A Margem - O que o senhor acha do avanço dos setores religiosos nos meios de comunicação? Essa pode ser uma nova face do coronelismo eletrônico?

Venício - Há algum tempo, participei de uma banca de avaliação da tese de doutorado de um aluno que depois descobri ser também pastor de uma igreja evangélica. O argumento principal dele é que a sobrevivência dessas novas igrejas dependente fundamentalmente do seu acesso à grande mídia. Passou a ser fundamental que elas tenham representação no Congresso Nacional, sobretudo para garantir esse espaço na grande mídia. Ele mostra que há discordância dos representantes dessas igrejas em relação a vários temas, a exemplo do aborto e da união homoafetiva, mas, no que se refere à preservação de certos pontos da regulação ou da ausência de regulação no setor de mídia, eles agem em bloco porque estão protegendo algo que faz parte da sobrevivência da sua própria igreja. Isso representa não só o desvirtuamento do processo democrático no Congresso (porque vivemos num Estado laico), mas também um desvirtuamento doutrinário do ponto de vista religioso.
Há, aí, uma contradição interessante porque a lei das rádios comunitárias, desde 1998, impede, de forma explícita, o proselitismo religioso e político. No entanto, isso não se aplica à radiodifusão comercial: hoje é uma prática comum que concessionárias de serviços públicos subloquem, para igrejas, espaços da concessão, com fins exclusivamente lucrativos. Eu vejo isso com muita apreensão.

A Margem - Somos testemunhas de um Conselho de Comunicação Social que não funciona, uma mídia sem regulação, monopólios, oligopólios, propriedades cruzadas, parlamentares proprietários de empresas de radiodifusão (tudo isso proibido pela Constituição Federal) e um processo massivo de criminalização das mídias comunitárias. Há o que se comemorar em matéria de direito à comunicação no Brasil?

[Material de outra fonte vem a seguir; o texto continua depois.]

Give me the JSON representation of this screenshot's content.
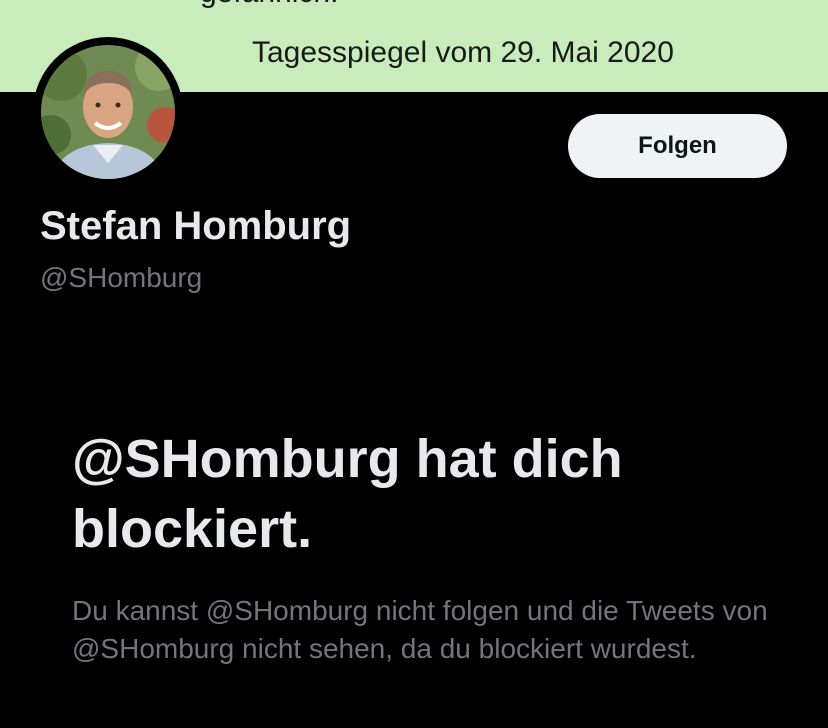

Venício - Eu estou convencido de que nós estamos avançando em relação à consciência da importância da questão da comunicação na sociedade contemporânea. Temos debates sobre esse tema instalados não só em algumas Universidades; ele está também permeando o debate na agenda pública, sobretudo no que diz respeito ao grande boicote sistemático que a mídia faz quanto a essas discussões: a grande mídia não discute sobre ela mesma...
Hoje recebo convites para participar de debates nessa área, sobretudo de sindicatos e frentes pela democratização da comunicação, conferências regionais de comunicação, etc. Eu considero que o principal resultado da 1ª Conferência Nacional de Comunicação (Confecom) foi esse de colocar a comunicação na agenda pública dos debates. E, aos poucos, alguns resultados aparecem: várias Constituições Estaduais, quando adaptando modificações que aconteceram na Constituição Federal, incluíram, nos seus textos, capítulos sobre comunicação e, a exemplo do que está na CF, a criação de Conselhos Estaduais de Comunicação. Eu fiz uma pesquisa e constatei que dez Constituições Estaduais (mais a do Distrito Federal, que é lei orgânica) prevêem a criação desses Conselhos. A Bahia já criou o seu, que está em processo de instalação. Isso é resultado de uma ampla mobilização da sociedade civil e dos movimentos sociais baianos, que fizeram uma conferência estadual de comunicação mesmo antes da convocação da conferência nacional.
Criando um Conselho Estadual de Comunicação, mesmo que este não tenha poder deliberativo, há democratização, há avanços na participação popular; caminha-se no sentido de que mais gente participe do debate sobre essas questões e influencia-se na formação das políticas estaduais de comunicação, a exemplo do plano estadual de comunicação, da distribuição de verbas públicas publicitárias para os veículos, etc. O que nós temos a comemorar é isto: o avanço da consciência acerca da importância desse direito.
  
A Margem - O senhor acha que a população tem desenvolvido um posicionamento mais crítico em relação àquilo que ouve, vê e lê, ou a mídia ainda é a tutora inquestionável da opinião pública?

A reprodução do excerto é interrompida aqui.